Saturday, July 27, 2013

William Golding on Learning Latin as a Schoolboy

from an Essay by William Golding entitled: The Ladder and the Tree

…One day I should be part of that organization marching irresistibly to a place which I was assured was worth finding. The way to it lay through a net of Latin’s golden, bumbling words. But Latin marched away from me. I had a divinatory skill in translation but the grammar seemed related to nothing in any universe and I left it alone.

My father was appalled and, I think, frightened. ‘You’ve got brains—I know you’ve got brains!’ But not for Latin grammar.

‘It doesn’t need intelligence, you know—just sticking at it! And you can stick at things—look at the books you read! You can stick at it!’ Not Latin grammar.

‘But you’ve got brains!’ No.

‘Now look. I’ll explain it again!’ No use. No go.

I knew I could not learn Latin grammar for a perfectly clear reason, a logical reason. The logic of childhood is just as good as adult logic – better sometimes, because unconditioned. Logic is only a few different shaped bricks, after all, out of which we build skyscrapers. But in childhood the axioms are different. I had an adventure book and the word ‘Latin’ occurred on page 67. At some time a blot of ink had fallen on that page and blotted out the word ‘Latin!’. I knew that in my universe, though not in my father’s, this was enough. I should never be able to learn Latin.

‘Haven’t you got any brains, then?’ No use. Not for Latin grammar No go.

He never knew. No one else knew.

There came a time when I got no marks at all in a Latin test and minus one for bad writing. Then we had a show down.

Let me make on point perfectly clear. My father was generous, loving, saintly in his attitude to his family. He would give up anything for us gladly. He was understanding, too. His human stature grows, the more I think of him. If we could not meet at this point it was no failing of his. It seems more like a defect in the nature of human communication.

What I remember most of that terrible evening is the reasonableness of my father’s arguments. If I really did not want to go to Oxford, that was all right. If I would prefer to go into the Merchant Navy, that was all right. If I wanted to leave school at fourteen that was all right too. Now please don’t cry, I don’t like it when you cry! If you want to forget the whole thing, that’s all right. Everything was all right, in fact. Then why do I remember such anguish such tears, such sobs racking up from the soles of my feet, mouth agape, sweat, streaming nose, mouth, and eyes, misery. hopeless misery> When I could cry no more, I lay, y face a few inches from the white skirting of the hall, and jerked and sniffed and shuddered. I was, I saw, in a place. Just as I has recognized that Poe and I knew a place which we shared so now I knew this place, this atmosphere. It was real, grey, had the quality of promising a dreary familiarity. It was the first step on the road. I saw that I should really do this thing, really learn Latin and grow up.

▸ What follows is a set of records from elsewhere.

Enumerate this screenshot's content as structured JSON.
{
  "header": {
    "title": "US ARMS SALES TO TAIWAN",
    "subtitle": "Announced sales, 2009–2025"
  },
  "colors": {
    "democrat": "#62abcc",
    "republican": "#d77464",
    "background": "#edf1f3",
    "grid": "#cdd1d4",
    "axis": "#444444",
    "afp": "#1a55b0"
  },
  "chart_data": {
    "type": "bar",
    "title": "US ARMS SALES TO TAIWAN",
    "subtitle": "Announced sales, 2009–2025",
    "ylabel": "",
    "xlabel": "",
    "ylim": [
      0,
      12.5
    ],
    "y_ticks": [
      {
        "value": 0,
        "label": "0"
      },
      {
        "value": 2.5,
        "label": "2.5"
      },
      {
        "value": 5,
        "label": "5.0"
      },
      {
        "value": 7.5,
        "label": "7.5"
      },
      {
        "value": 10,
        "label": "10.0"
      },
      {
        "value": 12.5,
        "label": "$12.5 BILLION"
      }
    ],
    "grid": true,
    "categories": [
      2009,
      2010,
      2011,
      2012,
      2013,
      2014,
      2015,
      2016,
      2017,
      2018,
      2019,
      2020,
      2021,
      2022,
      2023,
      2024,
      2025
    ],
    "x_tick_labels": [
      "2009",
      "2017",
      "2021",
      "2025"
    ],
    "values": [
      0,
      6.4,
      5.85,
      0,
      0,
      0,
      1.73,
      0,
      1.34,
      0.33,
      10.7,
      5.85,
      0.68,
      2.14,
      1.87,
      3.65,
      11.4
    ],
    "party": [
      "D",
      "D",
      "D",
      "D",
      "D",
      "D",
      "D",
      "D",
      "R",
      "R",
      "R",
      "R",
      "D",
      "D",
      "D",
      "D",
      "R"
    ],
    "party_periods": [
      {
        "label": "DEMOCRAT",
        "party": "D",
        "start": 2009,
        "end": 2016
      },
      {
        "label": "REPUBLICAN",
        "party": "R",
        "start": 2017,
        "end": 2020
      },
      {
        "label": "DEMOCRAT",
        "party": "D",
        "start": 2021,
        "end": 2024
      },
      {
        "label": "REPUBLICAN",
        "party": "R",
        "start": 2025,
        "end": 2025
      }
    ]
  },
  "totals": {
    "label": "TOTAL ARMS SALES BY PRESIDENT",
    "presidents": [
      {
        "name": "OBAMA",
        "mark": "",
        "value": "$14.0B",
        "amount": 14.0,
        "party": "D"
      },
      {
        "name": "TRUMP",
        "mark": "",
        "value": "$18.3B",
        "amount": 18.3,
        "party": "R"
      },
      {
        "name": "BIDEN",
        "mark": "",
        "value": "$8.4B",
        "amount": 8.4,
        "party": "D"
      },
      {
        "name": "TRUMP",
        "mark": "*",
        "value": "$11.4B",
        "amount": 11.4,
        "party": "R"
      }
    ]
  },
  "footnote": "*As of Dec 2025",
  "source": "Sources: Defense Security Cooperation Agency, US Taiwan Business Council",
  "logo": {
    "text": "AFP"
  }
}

I moved, sniffing, to the dining-room and sat down with Richie’s First Steps in Latin, and Richie’s Second Steps. I needed to begin at the beginning. My father and mother sat on either side of the fire and hardly breathed. I thumbed the books through. Rules, declensions, paradigms and vocabularies stretched before me. They were like a ladder which I knew now I should climb, rung after factual rung, and Sir James Jeans and Professor Einstein were waiting at the top to sign me on I was glad about science in a remote sort of way. If you were going to be anything, then a scientist was what you ought to be. But the ladder was so long. In this dreary mood of personal knowledge and prophecy I knew that I should climb it; knew too that the darkness was all around. inexplicable, unexorcized, haunted, a gulf across which the ladder lay without reaching to the light.

My parents must have been emotionally exhausted. They stayed quiet and I worked for two and a half hours. I found, as in the last hour or two I had expected, that I could learn the stuff and that it was ridiculously easy. I moved on, surely and quietly, from rung to rung over the dark. My mother came at last and stood by my side and put her arm round me. ;It’s not so bad when you get started, is it? No. Not so bad.

All at once, the air became light and jolly. We cracked jokes. We laughed. Amemus. My father put way his book on Vertebrate Zoology. ‘Go on like this;, he cried delightedly, ‘and we shall find we have to stop you doing too much Latin!’

‘The next thing’, said my mother, ‘and he’ll be taking his Latin up the tree!’